The Practice
Sauna and cold plunge aren't wellness trends. They're the oldest performance tools in existence, and now you can weave them into your everyday.
The Case for Heat
Regular sauna use is one of the most well-researched wellness habits available — and the benefits go well beyond relaxation.
Consistent heat exposure has been shown to improve cardiovascular health, accelerate muscle recovery, deepen sleep quality, and reduce cortisol levels meaningfully over time. For people who push hard physically — long ski days, trail runs, early mornings in the gym — sauna use helps the body repair faster and show up stronger the next day.
But the benefits aren't purely physical. Time in the sauna forces stillness in a way most of us rarely experience. No screens, no noise, nowhere to be.
Why Contrast Therapy?
Heat and cold used together create something greater than either does alone.
Moving between sauna and cold plunge, typically two to three rounds, drives rapid changes in circulation, pushes the lymphatic system to flush waste, and produces a full-body reset that's difficult to replicate through any other means. The physiological effect is significant. The way it feels afterward is harder to describe until you've experienced it.
Elite athletes have used contrast therapy for decades. What's changed is accessibility and the growing body of research confirming what practitioners have known for a long time. This isn't biohacking. It's one of the most time-tested recovery protocols in existence, practiced across Scandinavian, Japanese, and Eastern European cultures for centuries.
Ready to design the space that makes this part of your routine?
The Case for Cold
Cold immersion is uncomfortable by design. That's the point.
Deliberate cold exposure triggers a powerful physiological response: reduced systemic inflammation, a flood of dopamine and norepinephrine, and the kind of mental clarity that's hard to manufacture any other way.

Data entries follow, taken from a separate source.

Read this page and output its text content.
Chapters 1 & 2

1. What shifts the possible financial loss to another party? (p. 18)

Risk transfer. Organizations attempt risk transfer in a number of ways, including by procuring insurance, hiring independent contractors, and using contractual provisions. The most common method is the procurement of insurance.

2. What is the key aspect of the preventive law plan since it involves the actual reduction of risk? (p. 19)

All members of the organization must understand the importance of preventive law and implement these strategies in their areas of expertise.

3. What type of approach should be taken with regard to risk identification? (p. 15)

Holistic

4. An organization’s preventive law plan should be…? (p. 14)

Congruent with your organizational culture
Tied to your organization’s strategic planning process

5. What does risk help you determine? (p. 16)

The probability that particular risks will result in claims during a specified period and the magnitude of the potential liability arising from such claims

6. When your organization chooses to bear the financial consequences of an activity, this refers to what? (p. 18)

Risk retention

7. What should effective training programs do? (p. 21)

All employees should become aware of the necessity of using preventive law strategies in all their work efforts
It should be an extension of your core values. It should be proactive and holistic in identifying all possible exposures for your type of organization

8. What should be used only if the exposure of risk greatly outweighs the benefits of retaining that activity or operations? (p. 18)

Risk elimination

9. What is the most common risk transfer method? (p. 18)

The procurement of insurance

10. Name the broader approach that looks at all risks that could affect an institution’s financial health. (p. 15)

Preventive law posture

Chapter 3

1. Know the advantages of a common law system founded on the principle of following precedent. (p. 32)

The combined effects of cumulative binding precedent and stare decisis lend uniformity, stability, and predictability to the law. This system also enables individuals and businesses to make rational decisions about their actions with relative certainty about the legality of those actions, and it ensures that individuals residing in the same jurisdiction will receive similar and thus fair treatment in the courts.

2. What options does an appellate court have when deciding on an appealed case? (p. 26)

Regular cold plunge users consistently report better focus, more stable energy, and a heightened sense of resilience that carries into the rest of the day.
For active families living at altitude, where big weekends are followed by full weeks, cold immersion is one of the most effective tools available for staying pain-free, recovering faster, and showing up for the things that matter most.
The Practice Starts at Your Back Door
The most effective wellness habit is the one you actually do.
A spa membership gets used twice in January. A gym sauna gets skipped when the parking lot (or actual sauna) is full. The friction of leaving home is exactly why most people never make contrast therapy a real part of their routine.
We've lived this firsthand. Building a space at home is what finally made it stick for us, and it's a big part of why we started DNA. When the sauna is steps from your back door, it stops being a destination and starts being part of how you live. That's when the benefits compound. That's when it changes how you feel, recover, sleep, and how you show up for everything else.
We build these spaces because we use them every day. That's how we hold ourselves to the standard we bring to every project.